One example where this has already made an impact is in Will Fitzgerald's bitset package. A blog post by Daniel Lemire shows how changing to use the new bits package made the Count
function run twice as fast, and the previous implementation relied on hand-tuned assembly code!

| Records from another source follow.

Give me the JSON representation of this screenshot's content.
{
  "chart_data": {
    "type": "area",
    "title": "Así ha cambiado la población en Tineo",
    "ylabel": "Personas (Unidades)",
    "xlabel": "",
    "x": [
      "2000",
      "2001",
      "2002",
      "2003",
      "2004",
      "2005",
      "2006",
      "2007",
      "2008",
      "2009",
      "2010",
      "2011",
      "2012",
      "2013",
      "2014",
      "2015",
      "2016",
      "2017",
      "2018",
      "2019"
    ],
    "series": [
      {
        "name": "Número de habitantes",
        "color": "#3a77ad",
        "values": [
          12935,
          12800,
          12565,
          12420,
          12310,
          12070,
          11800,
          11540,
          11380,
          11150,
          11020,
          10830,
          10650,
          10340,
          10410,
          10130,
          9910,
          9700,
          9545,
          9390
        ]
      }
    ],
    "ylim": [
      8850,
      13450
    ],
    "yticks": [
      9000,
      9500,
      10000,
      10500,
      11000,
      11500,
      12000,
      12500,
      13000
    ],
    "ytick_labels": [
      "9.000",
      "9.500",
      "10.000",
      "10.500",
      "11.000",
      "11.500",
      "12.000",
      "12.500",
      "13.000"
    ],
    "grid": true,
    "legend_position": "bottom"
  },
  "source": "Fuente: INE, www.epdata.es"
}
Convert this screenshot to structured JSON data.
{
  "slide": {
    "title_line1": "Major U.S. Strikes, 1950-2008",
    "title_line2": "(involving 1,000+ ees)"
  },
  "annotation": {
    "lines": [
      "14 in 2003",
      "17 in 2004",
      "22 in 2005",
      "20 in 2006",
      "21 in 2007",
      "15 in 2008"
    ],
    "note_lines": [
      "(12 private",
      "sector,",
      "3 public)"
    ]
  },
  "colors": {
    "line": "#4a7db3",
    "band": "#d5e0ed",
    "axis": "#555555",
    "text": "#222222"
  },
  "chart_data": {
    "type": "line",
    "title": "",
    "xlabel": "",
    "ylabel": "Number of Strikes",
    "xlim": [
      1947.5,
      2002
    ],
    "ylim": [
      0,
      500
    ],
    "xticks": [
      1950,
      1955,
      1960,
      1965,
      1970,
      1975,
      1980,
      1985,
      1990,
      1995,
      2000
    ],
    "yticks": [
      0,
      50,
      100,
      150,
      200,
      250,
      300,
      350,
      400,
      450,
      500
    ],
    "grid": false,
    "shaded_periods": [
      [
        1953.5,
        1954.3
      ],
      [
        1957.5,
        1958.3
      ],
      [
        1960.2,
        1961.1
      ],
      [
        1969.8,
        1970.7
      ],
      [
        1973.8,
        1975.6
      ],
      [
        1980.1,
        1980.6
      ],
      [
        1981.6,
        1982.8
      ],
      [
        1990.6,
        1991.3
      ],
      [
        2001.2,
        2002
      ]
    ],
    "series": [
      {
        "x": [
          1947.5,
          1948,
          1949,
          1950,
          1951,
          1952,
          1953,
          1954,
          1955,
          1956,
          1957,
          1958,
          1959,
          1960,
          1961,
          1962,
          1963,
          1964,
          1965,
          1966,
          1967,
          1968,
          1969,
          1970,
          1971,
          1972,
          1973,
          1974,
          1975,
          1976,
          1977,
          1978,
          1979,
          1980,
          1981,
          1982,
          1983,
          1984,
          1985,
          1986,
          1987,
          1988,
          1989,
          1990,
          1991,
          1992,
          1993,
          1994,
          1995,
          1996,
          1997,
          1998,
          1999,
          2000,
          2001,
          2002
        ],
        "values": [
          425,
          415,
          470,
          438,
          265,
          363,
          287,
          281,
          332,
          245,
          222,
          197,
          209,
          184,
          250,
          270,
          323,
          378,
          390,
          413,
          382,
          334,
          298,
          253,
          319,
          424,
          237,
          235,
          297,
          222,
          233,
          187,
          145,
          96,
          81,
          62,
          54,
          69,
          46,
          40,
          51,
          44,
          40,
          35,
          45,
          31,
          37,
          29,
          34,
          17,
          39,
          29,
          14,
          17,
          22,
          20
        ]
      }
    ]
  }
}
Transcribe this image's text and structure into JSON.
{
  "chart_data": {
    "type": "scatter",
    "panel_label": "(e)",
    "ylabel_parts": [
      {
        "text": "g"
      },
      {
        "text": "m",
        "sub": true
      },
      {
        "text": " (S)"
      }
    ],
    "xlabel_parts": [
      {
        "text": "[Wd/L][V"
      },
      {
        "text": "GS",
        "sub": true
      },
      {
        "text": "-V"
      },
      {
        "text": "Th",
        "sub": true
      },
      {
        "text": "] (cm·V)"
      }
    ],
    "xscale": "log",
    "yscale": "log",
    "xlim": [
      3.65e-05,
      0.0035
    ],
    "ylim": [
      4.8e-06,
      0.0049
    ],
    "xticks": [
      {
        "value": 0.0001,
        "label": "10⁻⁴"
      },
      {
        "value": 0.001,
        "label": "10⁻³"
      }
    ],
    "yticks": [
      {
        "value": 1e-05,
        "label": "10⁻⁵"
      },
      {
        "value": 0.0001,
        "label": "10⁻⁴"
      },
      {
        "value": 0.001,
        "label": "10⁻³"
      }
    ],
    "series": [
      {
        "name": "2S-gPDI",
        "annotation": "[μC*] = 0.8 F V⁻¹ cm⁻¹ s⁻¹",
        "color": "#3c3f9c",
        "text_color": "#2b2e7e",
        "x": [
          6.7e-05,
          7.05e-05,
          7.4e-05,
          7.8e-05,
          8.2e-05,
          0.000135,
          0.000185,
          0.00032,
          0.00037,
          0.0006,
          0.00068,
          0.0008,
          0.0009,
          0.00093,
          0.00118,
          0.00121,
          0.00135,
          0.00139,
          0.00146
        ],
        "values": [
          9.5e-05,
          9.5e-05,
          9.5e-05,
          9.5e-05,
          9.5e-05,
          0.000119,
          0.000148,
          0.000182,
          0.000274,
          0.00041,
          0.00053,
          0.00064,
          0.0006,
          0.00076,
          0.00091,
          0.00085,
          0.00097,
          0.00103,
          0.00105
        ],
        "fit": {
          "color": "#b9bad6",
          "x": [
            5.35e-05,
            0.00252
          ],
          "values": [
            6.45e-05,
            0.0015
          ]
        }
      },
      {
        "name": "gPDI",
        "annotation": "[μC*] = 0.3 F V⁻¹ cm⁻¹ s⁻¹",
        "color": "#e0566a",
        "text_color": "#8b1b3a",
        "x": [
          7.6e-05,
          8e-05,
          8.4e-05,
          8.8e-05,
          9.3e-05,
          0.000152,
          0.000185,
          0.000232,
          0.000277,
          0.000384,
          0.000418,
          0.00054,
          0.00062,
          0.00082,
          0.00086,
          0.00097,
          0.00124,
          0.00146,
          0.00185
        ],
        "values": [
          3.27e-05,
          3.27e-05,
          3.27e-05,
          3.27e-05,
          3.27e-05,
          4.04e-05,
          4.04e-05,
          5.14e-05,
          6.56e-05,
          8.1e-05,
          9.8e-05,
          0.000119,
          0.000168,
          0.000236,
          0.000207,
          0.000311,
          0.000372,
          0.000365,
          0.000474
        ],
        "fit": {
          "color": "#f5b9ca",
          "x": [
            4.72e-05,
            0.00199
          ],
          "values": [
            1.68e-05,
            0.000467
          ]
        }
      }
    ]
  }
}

$ go test -run=XXX -bench Count >old.txt
$ git checkout go19
$ go get golang.org/x/tools/cmd/benchcmp
$ go test -run=XXX -bench Count >new.txt
$ benchcmp old.txt new.txt
benchmark old ns/op new ns/op delta
BenchmarkCount-4 2676 1352 -49.48%
BenchmarkLemireCount-4 2569228 1401137 -45.46%
Bitsets are commonly used in all sorts of applications that are memory or space-aware, from databases (e.g. bloom filters) to priority queues and examining stream data. The use of the new bits
package in bitsets provides an example of the positive impact this will have on the performance of many Go applications.
Conclusion
The new bit manipulation package in Go 1.9 wasn't celebrated all that much, but it is pretty exciting if you do low-level programming in Go. It can provide quick efficiency gains if you are already using some of these common functions in a hot path in your code. Kudos to Robert Griesemer, Roman Budnikov and Lynn Boger, who worked on getting this into the standard library.
Update: some great feedback from giovannibajo and klauspost on r/golang - apparently a lot of the efficiency of the OnesCount and TrailingZeros on 64-bit systems comes from calling POPCNT and BSF instructions when the CPU supports it. The algorithms mentioned in the article are a fallback if the system does not support these methods.